The Polar Sea, one of the Coast Guard's two heavy icebreakers, suffered massive engine failure in 2010 and has been set for decommissioning since February 2011. The 399-foot ship was set to be dry-docked June 18 to have major portions of its interior sealed off and its propellers removed, Cantwell (D-Wash.) said. The Coast Guard's other heavy icebreaker, the Polar Star, is undergoing a $57 million refurbishment by Vigor Shipyards in Seattle with a planned return to service in 2013.

According to Cantwell's announcement, Coast Guard Commandant Adm. Robert Papp agreed during a June 14 meeting with her and Sens. Mark Begich (D-Alaska) and Lisa Murkowski (R-Alaska) to postpone the ship's scrapping through the end of 2012.

"The Polar Sea's hull is still in sound condition. Postponing its scrapping allows the administration and Congress more time to consider all options for fulfilling the nation's critical icebreaking missions," Cantwell said. The ship's hull plates are 1.75 inches thick in the bow and stern sections and 1.25 inches thick in the amidships section, according (.pdf) to the Coast Guard, which also says its heavy icebreakers can navigate through solid ice up to six feet thick at a constant speed of three knots, and to break through up to 21 feet of ice.

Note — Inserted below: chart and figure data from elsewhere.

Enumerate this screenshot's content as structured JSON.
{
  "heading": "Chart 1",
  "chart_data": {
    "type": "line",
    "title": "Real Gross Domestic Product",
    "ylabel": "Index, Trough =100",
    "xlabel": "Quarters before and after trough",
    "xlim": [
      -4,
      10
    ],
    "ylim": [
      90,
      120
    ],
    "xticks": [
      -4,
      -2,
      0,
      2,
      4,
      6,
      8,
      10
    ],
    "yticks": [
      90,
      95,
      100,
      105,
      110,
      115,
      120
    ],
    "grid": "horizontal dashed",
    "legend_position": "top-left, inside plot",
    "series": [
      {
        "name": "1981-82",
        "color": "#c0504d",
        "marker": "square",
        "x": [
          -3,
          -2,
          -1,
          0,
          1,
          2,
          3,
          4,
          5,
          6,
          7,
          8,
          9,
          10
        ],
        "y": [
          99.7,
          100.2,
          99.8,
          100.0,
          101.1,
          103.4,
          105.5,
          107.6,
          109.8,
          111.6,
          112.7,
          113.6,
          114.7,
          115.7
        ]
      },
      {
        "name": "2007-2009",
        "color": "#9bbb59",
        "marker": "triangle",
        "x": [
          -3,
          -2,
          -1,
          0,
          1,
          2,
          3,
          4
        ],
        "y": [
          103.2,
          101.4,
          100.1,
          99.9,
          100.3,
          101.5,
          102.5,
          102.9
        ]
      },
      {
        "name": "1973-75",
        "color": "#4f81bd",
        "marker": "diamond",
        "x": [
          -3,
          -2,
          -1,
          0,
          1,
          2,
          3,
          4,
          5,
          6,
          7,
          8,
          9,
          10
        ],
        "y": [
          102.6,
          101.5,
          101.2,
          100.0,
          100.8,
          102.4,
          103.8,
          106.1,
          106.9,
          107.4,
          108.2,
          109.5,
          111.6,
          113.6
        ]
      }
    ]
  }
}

Both of the Coast Guard's heavy icebreakers were commissioned into service in the second half of the 1970s and have exceeded their originally-intended 30-year service life. New heavy icebreakers are expensive--as much as $1 billion and likely at least $852 million--but the service has been unable to get funding for new Polar Sea engines and Papp has also said he doesn't have the money to operate the icebreaker.

"I think it's much more expensive to reactivate it than some people are giving in terms of estimates," Papp told a March 7, 2012 hearing of the House Transportation and Infrastructure subcommittee on the Coast Guard and maritime transportation.

During a Dec. 1, 2011 hearing of the same subcommittee, David Whitcomb, Vigor Industrial's chief operating officer, said a "rough estimate" of the icebreaker's reactivation added up (.pdf) to $11 million. Not included in his estimate was the purchase of new cranes, only their installation; Whitcomb said the service has already bought new cranes for both the Polar Star and Polar Sea.